The garden fragrances were strong and heady. Abstractedly, Olivia inhaled the scent of freshly mown grass, of river breezes, of the abundance of nature. With winter near, the garden exploded with new life and cold weather finery: double hibiscus, dahlias and chrysanthemums as large as fruit bowls; pink, white and magenta bougainvillea now returned to blossom after their heavy leafing from the rains; saffron marigolds, sweet peas, snapdragons and gladioli. Among the profusion a pair of bulbuls daintily gathered twigs with much debate; a wedge-shaped flight of parrots looped shrilly around a banana grove and a solitary kingfisher sat hunched on a pole, seeming to meditate. The blue Vanda orchid flourished. As it peeped at Olivia from behind a branch, it seemed to snigger with some private joke.
A carriage swept noisily through the gate and up the drive. Even before it reached the portico, Sir Joshua leapt forth from it. Waving extravagantly in Olivia's direction, he bounded across the lawn towards her.
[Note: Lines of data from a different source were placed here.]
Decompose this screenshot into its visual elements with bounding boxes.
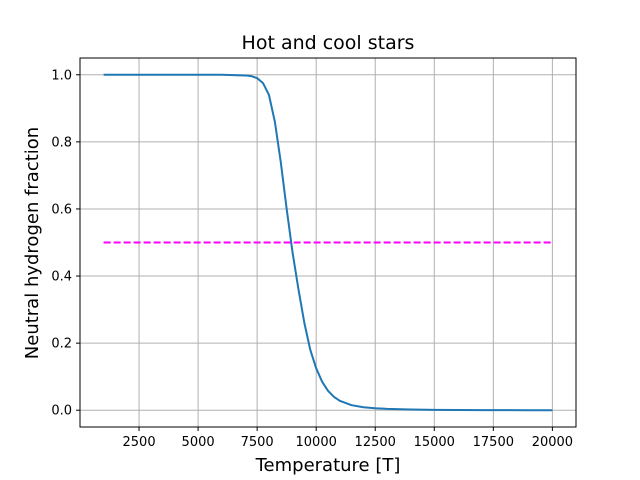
- x-tick-label: 12500: [355, 435, 396, 450]
- x-tick-label: 17500: [473, 435, 514, 450]
- x-tick-label: 15000: [414, 435, 455, 450]
- series-line: [103, 73, 553, 412]
- x-tick-label: 20000: [532, 435, 573, 450]
- y-tick-label: 1.0: [51, 68, 72, 83]
- y-tick-label: 0.0: [51, 404, 72, 419]
- chart-title: Hot and cool stars: [242, 32, 415, 54]
- y-axis-label: Neutral hydrogen fraction: [22, 127, 43, 359]
- plot-area: [103, 73, 553, 412]
- x-tick-label: 10000: [296, 435, 337, 450]
- x-tick-label: 5000: [182, 435, 215, 450]
- y-tick-label: 0.2: [51, 337, 72, 352]
- y-tick-label: 0.8: [51, 135, 72, 150]
- y-tick-label: 0.6: [51, 202, 72, 217]
- x-tick-label: 7500: [241, 435, 274, 450]
- y-tick-label: 0.4: [51, 270, 72, 285]
- x-axis: 2500 5000 7500 10000 12500 15000 17500 20000: [123, 427, 573, 450]
- plot-frame: [79, 57, 577, 428]
- y-axis: 0.0 0.2 0.4 0.6 0.8 1.0: [51, 68, 80, 419]
- x-tick-label: 2500: [123, 435, 156, 450]
- x-axis-label: Temperature [T]: [255, 455, 401, 476]
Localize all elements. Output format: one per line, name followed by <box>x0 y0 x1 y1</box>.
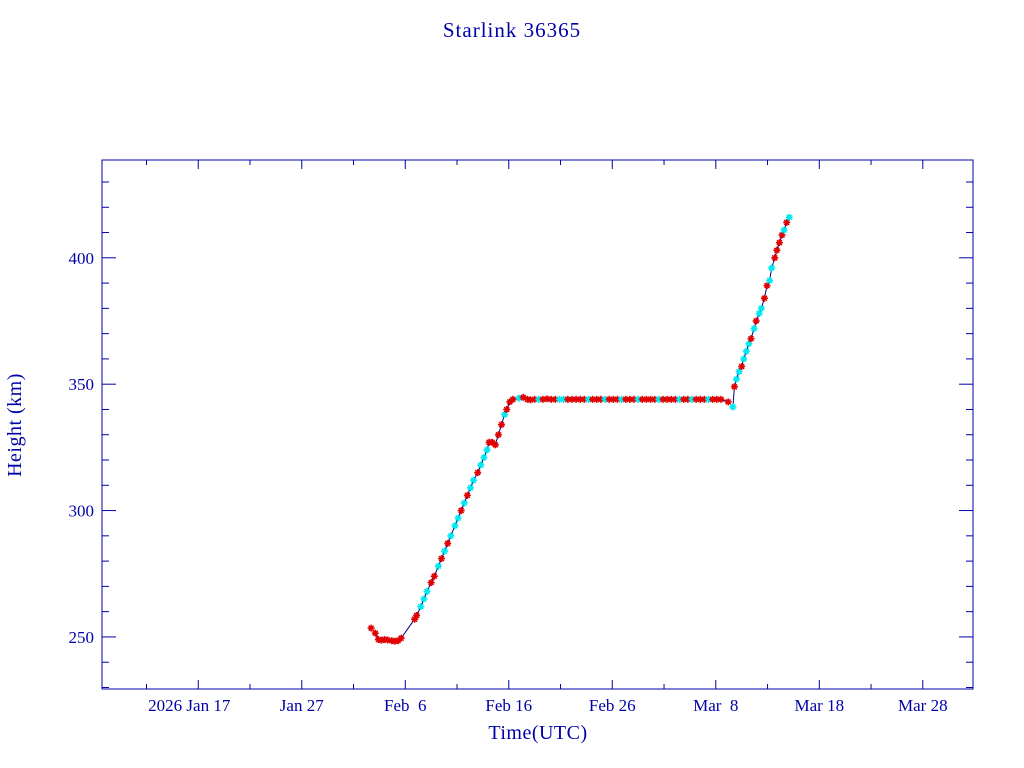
data-point <box>463 491 471 499</box>
data-point <box>466 484 474 492</box>
data-point <box>717 395 725 403</box>
data-point <box>729 403 737 411</box>
data-point <box>491 441 499 449</box>
x-tick-label: 2026 Jan 17 <box>148 696 231 715</box>
data-point <box>509 395 517 403</box>
data-point <box>763 282 771 290</box>
data-point <box>724 398 732 406</box>
x-tick-label: Mar 18 <box>795 696 845 715</box>
data-point <box>768 264 776 272</box>
data-point <box>430 572 438 580</box>
plot-frame <box>101 159 974 690</box>
x-tick-label: Mar 28 <box>898 696 948 715</box>
y-tick-label: 350 <box>69 375 95 394</box>
data-point <box>423 587 431 595</box>
x-tick-label: Feb 26 <box>589 696 636 715</box>
data-point <box>460 499 468 507</box>
y-tick-label: 400 <box>69 249 95 268</box>
data-point <box>747 335 755 343</box>
data-point <box>494 431 502 439</box>
data-point <box>732 375 740 383</box>
data-point <box>444 539 452 547</box>
data-point <box>498 421 506 429</box>
data-point <box>780 226 788 234</box>
data-point <box>752 317 760 325</box>
x-tick-label: Feb 16 <box>485 696 532 715</box>
y-tick-label: 300 <box>69 502 95 521</box>
data-point <box>775 239 783 247</box>
data-point <box>420 595 428 603</box>
data-point <box>742 347 750 355</box>
data-point <box>477 461 485 469</box>
x-tick-label: Feb 6 <box>384 696 427 715</box>
data-point <box>760 294 768 302</box>
data-point <box>457 507 465 515</box>
data-point <box>480 453 488 461</box>
data-point <box>483 446 491 454</box>
data-point <box>454 514 462 522</box>
data-point <box>474 469 482 477</box>
data-point <box>441 547 449 555</box>
data-point <box>773 246 781 254</box>
y-tick-label: 250 <box>69 628 95 647</box>
x-tick-label: Jan 27 <box>280 696 324 715</box>
data-point <box>757 304 765 312</box>
data-point <box>451 522 459 530</box>
data-point <box>447 532 455 540</box>
data-point <box>397 634 405 642</box>
data-point <box>730 383 738 391</box>
x-tick-label: Mar 8 <box>693 696 738 715</box>
data-point <box>437 555 445 563</box>
x-axis-label: Time(UTC) <box>488 722 587 744</box>
data-point <box>434 562 442 570</box>
chart-title: Starlink 36365 <box>443 18 581 42</box>
data-point <box>783 218 791 226</box>
data-point <box>470 476 478 484</box>
data-point <box>735 368 743 376</box>
data-point <box>427 579 435 587</box>
data-point <box>417 603 425 611</box>
data-point <box>413 611 421 619</box>
data-point <box>766 277 774 285</box>
data-point <box>367 624 375 632</box>
data-point <box>738 362 746 370</box>
data-point <box>503 405 511 413</box>
data-point <box>771 254 779 262</box>
data-point <box>750 325 758 333</box>
data-point <box>785 213 793 221</box>
data-point <box>740 355 748 363</box>
y-axis-label: Height (km) <box>4 373 26 477</box>
data-point <box>371 629 379 637</box>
"Koi hai?" His roar brought Rehman hurrying out of the kitchen house. "A drink, you moth-eaten rascal, a strong drink, juldee, juldee, or you'll have a taste of my crop across your idle backside, you black son of a whore!" He sat down heavily, almost upsetting the tea table in the act, and turned to Olivia. "As good as new I see, huh? Shabash, splendid! Now, that's what I like to see in you young chits, as many roses in the cheeks as in the garden, no?" He
slashed recklessly at a nearby bush and guffawed.
Olivia stared at him in astonishment. His behaviour was extraordinary, so out of character! "Are you not feeling well, Uncle Josh? Somehow, you seem . . . not to be yourself today."
"Not myself today?" He grappled with the concept, then, unable to grasp it, shrugged and gave up the effort. Putting his head between his hands he groaned and cursed volubly. "The clap-riddled, horse dung-brained son of a two-anna harlot—I told the god-rotting jackass that nothing these bloody natives do is ever simple . . . " His mouth dripped saliva and his speech was thickly slurred.
"Who, Uncle Josh, and do what?" Olivia was bewildered.
"Eh? Who . . . what?" Dazed again, he stared at her blankly. Then his face darkened again as he looked around for Rehman. "Where's my bloody drink, you misbegotten bastard? Can't you move your black butt faster?" Picking up a saucer he flung it at the terrified bearer as he approached. Rehman dumped the tray onto the table and fled. Sir Joshua half rose, as if to give chase, then slumped again cursing under his breath. "No risk, the man said, no bloody risk . . . hah!" Pouring himself a double measure, he downed it in a gargantuan gulp.